# 50507

RUDD, Charles

William Barak and (?)Simon Wonga (holding boomerang). Coranderrk, c.1872.

  • Sold

[Melbourne : Charles Rudd, between 1891 and 1901]. Albumen copy print (from an earlier albumen print dating to around 1872), 160 x 120 mm; mounted on the photographer’s paper backing sheet, 230 x 190 mm, with series title ‘VICTORIAN SCENERY BY C. RUDD’ printed in the upper margin, the studio imprint in lower right margin ‘C. Rudd, Photo. Artist, 257 Bourke Street’, and ‘Photographed on Baker’s “Austral” Plates’ printed at lower left; both the print and mount are in fine condition.

‘We Aboriginals all wish and hope to have freedom … we should be free like the White Population’ (1886 Coranderrk Petition).

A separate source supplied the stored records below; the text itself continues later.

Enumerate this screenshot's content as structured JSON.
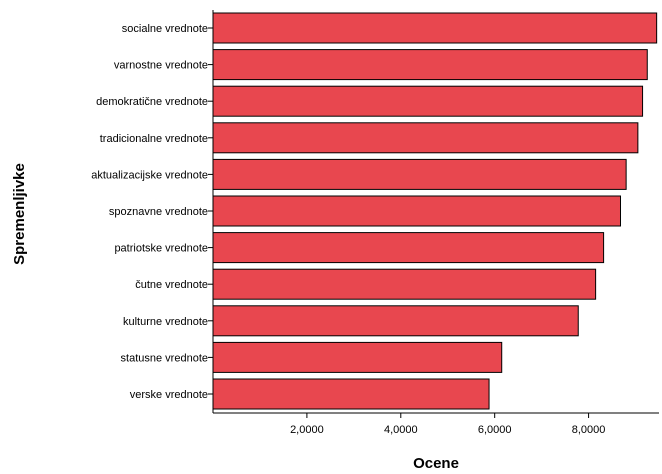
{
  "chart_data": {
    "type": "bar",
    "orientation": "horizontal",
    "categories": [
      "socialne vrednote",
      "varnostne vrednote",
      "demokratične vrednote",
      "tradicionalne vrednote",
      "aktualizacijske vrednote",
      "spoznavne vrednote",
      "patriotske vrednote",
      "čutne vrednote",
      "kulturne vrednote",
      "statusne vrednote",
      "verske vrednote"
    ],
    "values": [
      9.45,
      9.25,
      9.15,
      9.05,
      8.8,
      8.68,
      8.32,
      8.15,
      7.78,
      6.15,
      5.88
    ],
    "xlabel": "Ocene",
    "ylabel": "Spremenljivke",
    "xlim": [
      0,
      9.5
    ],
    "xticks": [
      2,
      4,
      6,
      8
    ],
    "xtick_labels": [
      "2,0000",
      "4,0000",
      "6,0000",
      "8,0000"
    ],
    "bar_color": "#e8474f",
    "grid": false,
    "legend": "none"
  }
}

An extremely rare and significant portrait photograph of William Barak (1824-1903), revered Wurundjeri lore man, artist, and statesman (standing on the right); we believe the man posed beside him, holding a boomerang and with his hand placed affectionately on Barak’s shoulder, is his cousin, Wurundjeri ngurungaeta (senior man) Simon Wonga (1824-1874). The photograph was taken by Charles Rudd at Coranderrk Aboriginal Station around 1872. Barak would become the next ngurungaeta on Wonga’s death in December, 1874. We have not been able to trace another example of this image in any institutional collection or published source.

Based on the appearance of both men, the photograph appears to have been taken in a makeshift studio at Coranderrk a few years after 1866, when both were photographed by Charles (Carl) Walter as part of his important series of portraits of Coranderrk residents.

While the Coranderrk photographs of Walter, Fred Kruger, and Nicholas Caire are well known, those of Melbourne-based photographer Charles Rudd (1849-1901) are not. One plausible explanation for this is that Rudd’s glass plate negatives recording his visit(s) to Coranderrk and Lake Tyers in Gippsland were destroyed relatively early on: examples of his photographs of these locations that have survived seem to be his own copy prints made in the 1890s from older albumen prints, as they all exhibit the tell-tale slight loss in definition always associated with this type of image reproduction. If Rudd still had access to his original negatives from which to print, he surely would have used them.

Newspaper notices inform us that Rudd moved into his premises at 257 Bourke Street in July 1891, and that he remained there up until his death on Wednesday, 16 October 1901 – when he died whilst at work in his own studio. These dates fix a very definite time frame for when this important portrait of Wonga and Barak must have been printed; the date range is also corroborated by the fact that Baker’s Austral Dry Plate Company was active in Melbourne throughout this entire decade.

Provenance: from a Charles Rudd commercial sample album that contained hundreds of window-mounted 1890s prints in identical format (including a number of other Coranderrk and Gippsland images taken by Rudd in the 1870s-80s).